Part of the reason handy is awesome is because it uses some of the same rust infra for integrating with the model, so that actually makes it possible to use the code as a library in android or iOS. I have an android app that runs on a local model on the phone too using this.

[−] boudra 39d ago
Interesting, I'm surprised you went with Whisper, I found Parakeet (v2) to be a lot more accurate and faster, but maybe it's just my accent.

I implemented fully local hands free coding with Parakeet and Kokoro: https://github.com/getpaseo/paseo

[−] jwr 38d ago
I currently use MacWhisper and it is quite good, but it's great to see an alternative, especially as I've been looking to use more recent models!

I hope there will be a way to plug in other models: I currently work mostly with Whisper Large. Parakeet is slightly worse for non-English languages. But there are better recent developments.

[−] miki123211 38d ago
What do you actually use for STT, particularly if you prize performance over privacy and are comfortable using your own API keys?

I was on WhisperFlow for a while until the trial ran out, and I'm really tempted to subscribe. I don't think I can go back to a local solution after that, the performance difference is insane.

[−] ianmurrays 38d ago
I had Claude make this hammerspoon config + daemon that does pretty much the same, in case anyone is interested.

https://github.com/ianmurrays/hammerspoon/blob/main/stt.lua

[−] ezVoodoo 38d ago
Hi, nice project! Quick question, when I speak Chinese language, why it output English as translated output? I was using the multilingual (small) model. Do I need to use the Parakeet model to have Chinese output? Thx.
[−] maxmorrish 39d ago
love seeing more local-first tools like this. feels like theres been a real shift since the codebeautify breach last year, people are actually thinking about where there data goes now. nice work on keeping it all on device
[−] aristech 39d ago
Great job. How about the supported languages? System languages gets recognised?
[−] janalsncm 39d ago
I think the jab at the bottom of the readme is referring to whispr flow?

https://wisprflow.ai/new-funding

[−] pdyc 39d ago
interesting, i wanted something like this but i am on linux so i modified whisper example to run on cli. Its quite basic, uses ctrl+alt+s to start/stop, when you stop it copies text to clipboard that's it.
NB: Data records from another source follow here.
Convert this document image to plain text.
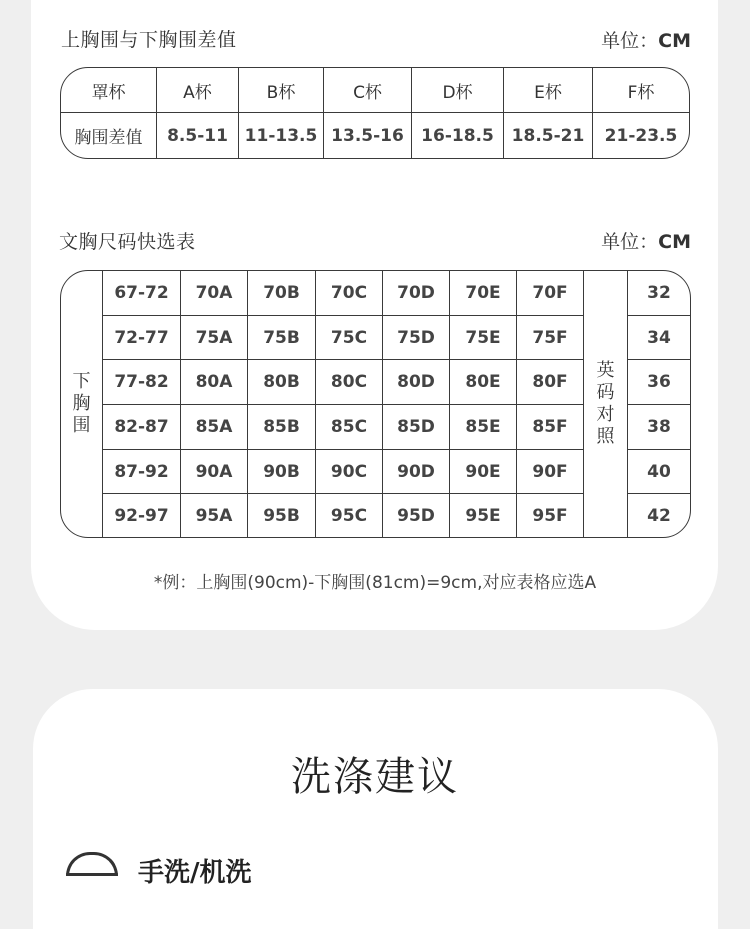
上胸围与下胸围差值	单位：CM
罩杯	A杯	B杯	C杯	D杯	E杯	F杯
胸围差值	8.5-11	11-13.5	13.5-16	16-18.5	18.5-21	21-23.5
文胸尺码快选表	单位：CM
下胸围	67-72	70A	70B	70C	70D	70E	70F	英码对照	32
	72-77	75A	75B	75C	75D	75E	75F		34
	77-82	80A	80B	80C	80D	80E	80F		36
	82-87	85A	85B	85C	85D	85E	85F		38
	87-92	90A	90B	90C	90D	90E	90F		40
	92-97	95A	95B	95C	95D	95E	95F		42
*例：上胸围(90cm)-下胸围(81cm)=9cm,对应表格应选A
洗涤建议
手洗/机洗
Now its my daily driver https://github.com/newbeelearn/whisper.cpp
[−] Supercompressor 39d ago
I've been looking for the opposite - wanting to dump text and it be read to me, coherently. Anyone have good recommendations?
[−] tito 39d ago
This is great. I'm typing this message now using Ghost Pepper. What benefits have you seen from the OCR screen sharing step?
[−] guzik 39d ago
Sadly the app doesn't work. There is no popup asking for microphone permission.

EDIT: I see there is an open issue for that on github

[−] kingofbits 36d ago
Nicely done! Ive been abusing chatgpt's overlay window for this, until now
[−] pmarreck 39d ago
How does this compare with Superwhisper, which is otherwise excellent but not cheap?
[−] jannniii 39d ago
Oh dear, why does it not use apfel for cleanup? No model download necessary…
[−] gegtik 39d ago
how does this compare to macos built in siri TTS, in quality and in privacy?
[−] purplehat_ 39d ago
Hi Matt, there's lots of speech-to-text programs out there with varying levels of quality. 100% local is admirable but it's always a tradeoff and users have to decide for themselves what's worth it.

Would you consider making available a video showing someone using the app?

[−] therealdeal2020 38d ago
btw I know at least a dozen doctors that still pay for software like this. I think doctors are THE profession that likes to use speech-to-text all day every day
[−] imazio 39d ago
is this the support group for people building speech-to-text apps?

I built https://yakki.ai

No regrets so far! XP

[−] leeeeep101 36d ago
i also did this dictatorflow lee101/voicetype i open sourced it also. nice. might be good reference :)
[−] vaulpann 39d ago
very cool - huge open source drop!
[−] thatxliner 39d ago
why isn't the cleanup done on the transcription (as opposed to screen record)
[−] dakila5 39d ago
MacWhisper is also a good one
[−] douglaswlance 39d ago
does it input the text as soon as it hears it? or does it wait until the end?